Tuesday, January 7, 2014

Advocating Elimination of the Corporate Income Tax, Economist Laurence Kotlikoff Illustrates All That is Wrong With an Academic Economist

An Economist Apparently Ignorant of What Drives Economic Growth and Investment

It is hard to fault the New York Times for presenting alternative views, but it is hard to praise them when they present views that so defy logic and common sense as to be a total waste of time and space.  This is the case with the opinion piece by Boston University Economist Laurence Kotlikoff, who argues that eliminating the corporate income tax would be a huge bonanza for the wealthy American workers.

I, like many economists, suspect that our corporate income tax is economically self-defeating — hurting workers, not capitalists, and collecting precious little revenue to boot.

So what is the basis of this conclusion?  Well there is the obligatory economic model, the black box of equations and computer programming that spits out conclusions that should never be questioned even if they are nonsensical, because, well, it’s a computer and mathematics.

I’ve developed such a model with three colleagues through the Tax Analysis Center, a nonpartisan research group. Our findings make a very strong, worker-based case for corporate tax reform.

In the model, eliminating the United States’ corporate income tax produces rapid and dramatic increases in American investment, output and real wages, making the tax cut self-financing to a significant extent. Somewhat smaller gains arise from revenue-neutral corporate tax base broadening, specifically cutting the corporate tax rate to 9 percent and eliminating all corporate tax loopholes. Both policies generate welfare gains for all generations in the United States, but particularly for young and future workers.
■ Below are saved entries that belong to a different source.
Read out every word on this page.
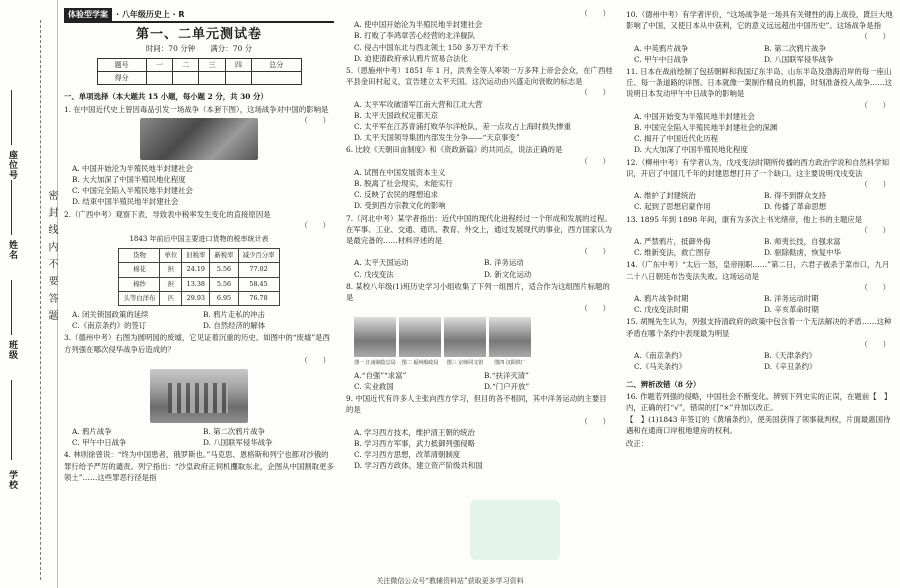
学校
班级
姓名
座位号
密 封 线 内 不 要 答 题
体验型学案	· 八年级历史上 · R
第一、二单元测试卷
时间：70 分钟　　满分：70 分
题号	一	二	三	四	总分
得分					
一、单项选择（本大题共 15 小题，每小题 2 分，共 30 分）
1. 在中国近代史上曾因毒品引发一场战争（本套下图），这场战争对中国的影响是
（　　）
A. 中国开始沦为半殖民地半封建社会
B. 大大加深了中国半殖民地化程度
C. 中国完全陷入半殖民地半封建社会
D. 结束中国半殖民地半封建社会
2.（广西中考）观察下表，导致表中税率发生变化的直接原因是
（　　）
1843 年前后中国主要进口货物的税率统计表
货物	单位	旧税率	新税率	减少百分率
棉花	担	24.19	5.56	77.02
棉纱	担	13.38	5.56	58.45
头等白洋布	匹	29.93	6.95	76.78
A. 闭关锁国政策的延续	B. 鸦片走私的冲击
C.《南京条约》的签订	D. 自然经济的解体
3.（德州中考）右图为圆明园的废墟，它见证着沉重的历史。如图中的“废墟”是西方列强在哪次侵华战争后造成的？
（　　）
A. 鸦片战争	B. 第二次鸦片战争
C. 甲午中日战争	D. 八国联军侵华战争
4. 林则徐曾说：“终为中国患者，俄罗斯也。”马克思、恩格斯和列宁也都对沙俄的罪行给予严厉的谴责。列宁指出：“沙皇政府正伺机攫取东北，企图从中国割取更多领土”……这些罪恶行径是指
（　　）
A. 使中国开始沦为半殖民地半封建社会
B. 打败了李鸿章苦心经营的北洋舰队
C. 侵占中国东北与西北领土 150 多万平方千米
D. 迫使清政府承认鸦片贸易合法化
5.（恩施州中考）1851 年 1 月，洪秀全等人率领一万多拜上帝会会众，在广西桂平县金田村起义，宣告建立太平天国。这次运动由兴盛走向衰败的标志是
（　　）
A. 太平军攻破清军江南大营和江北大营
B. 太平天国政权定都天京
C. 太平军在江苏青浦打败华尔洋枪队，差一点攻占上海时损失惨重
D. 太平天国领导集团内部发生分争——“天京事变”
6. 比较《天朝田亩制度》和《资政新篇》的共同点，说法正确的是
（　　）
A. 试图在中国发展资本主义
B. 脱离了社会现实，未能实行
C. 反映了农民的理想追求
D. 受到西方宗教文化的影响
7.（河北中考）某学者指出：近代中国的现代化进程经过一个形成和发展的过程。在军事、工业、交通、通讯、教育、外交上，通过发展现代的事业，西方国家认为是最完备的……材料评述的是
（　　）
A. 太平天国运动	B. 洋务运动
C. 戊戌变法	D. 新文化运动
8. 某校八年级(1)班历史学习小组收集了下列一组图片，适合作为这组图片标题的是
（　　）
图一 江南制造总局	图二 福州船政局	图三 京师同文馆	图四 汉阳铁厂
A.“自强”“求富”	B.“扶洋灭清”
C. 实业救国	D.“门户开放”
9. 中国近代有许多人主张向西方学习，但目的各不相同，其中洋务运动的主要目的是
（　　）
A. 学习西方技术，维护清王朝的统治
B. 学习西方军事，武力抵御列强侵略
C. 学习西方思想，改革清朝制度
D. 学习西方政体，建立资产阶级共和国
10.（德州中考）有学者评价，“这场战争是一场具有关键性的海上战役，既巨大地影响了中国，又使日本从中获利，它的意义远远超出中国历史”。这场战争是指
（　　）
A. 中英鸦片战争	B. 第二次鸦片战争
C. 甲午中日战争	D. 八国联军侵华战争
11. 日本在战前绘制了包括朝鲜和我国辽东半岛、山东半岛及渤海沿岸的每一座山丘、每一条道路的详图。日本就像一架制作精良的机器，时刻准备投入战争……这说明日本发动甲午中日战争的影响是
（　　）
A. 中国开始变为半殖民地半封建社会
B. 中国完全陷入半殖民地半封建社会的深渊
C. 揭开了中国近代化历程
D. 大大加深了中国半殖民地化程度
12.（柳州中考）有学者认为，戊戌变法时期所传播的西方政治学说和自然科学知识，开启了中国几千年的封建思想打开了一个缺口。这主要说明戊戌变法
（　　）
A. 维护了封建统治	B. 得不到群众支持
C. 起到了思想启蒙作用	D. 传播了革命思想
13. 1895 年到 1898 年间，康有为多次上书光绪帝，他上书的主题应是
（　　）
A. 严禁鸦片，抵御外侮	B. 师夷长技，自强求富
C. 维新变法，救亡图存	D. 驱除鞑虏，恢复中华
14.（广东中考）“太后一怒，皇帝削职……”第二日，六君子被杀于菜市口，九月二十八日朝廷布告变法失败。这场运动是
（　　）
A. 鸦片战争时期	B. 洋务运动时期
C. 戊戌变法时期	D. 辛亥革命时期
15. 胡绳先生认为，列强支持清政府的政策中包含着一个无法解决的矛盾……这种矛盾在哪个条约中表现最为明显
（　　）
A.《南京条约》	B.《天津条约》
C.《马关条约》	D.《辛丑条约》
二、辨析改错（8 分）
16. 作题若列强的侵略，中国社会不断变化。辨别下列史实的正误，在题前【　】内，正确的打“√”，错误的打“×”并加以改正。
【　】(1)1843 年签订的《黄埔条约》，使美国获得了领事裁判权，片面最惠国待遇和在通商口岸租地建房的权利。
改正：
关注微信公众号“教辅资料站”获取更多学习资料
Moreover, all Americans can benefit, though by less, if foreign countries also cut their corporate tax rates.

And to illustrate his point Mr. Kotlikoff makes this statement.

The rich, including Boeing’s stockholders, can take their companies and run — and not just from Washington State to, say, North Carolina. To avoid our federal corporate tax, they can, and often do, move their operations and jobs abroad. Apple’s tax return says it all: The company, according to one calculation, paid only 8.2 percent of its worldwide profits in United States corporate income taxes, thanks to piling up most of its profits and locating far too many of its operations overseas.

The implication of course is that Apple moved jobs overseas because of taxes.  But what really happened is that Apple moved income overseas through sophisticated tax accounting to lower its tax rate.  And its overseas operations are largely independent of U. S. tax laws, Apple manufactures overseas because of lower labor costs and lower regulations.  A real economist would know this, an academic economist is easily fooled.  But even most academic economists are not fooled by the doctrine of 'taxing rich people really hurts poor people'.  Mr. Kotlikoff is apparently the exception.

Economic growth is driven by public and private investment.  Private investment is driven by consumer demand.  If one really wants higher economic growth, higher income for consumers and greater government investment in education, training, infrastructure is the key.  Business taxes at current levels are a sideshow, a distraction, a way for politicians to secure huge campaign donations from corporations and wealthy individuals.

Okay New York Times, we appreciate your effort here, but can’t you find someone to support a position who actually knows what he or she is talking about.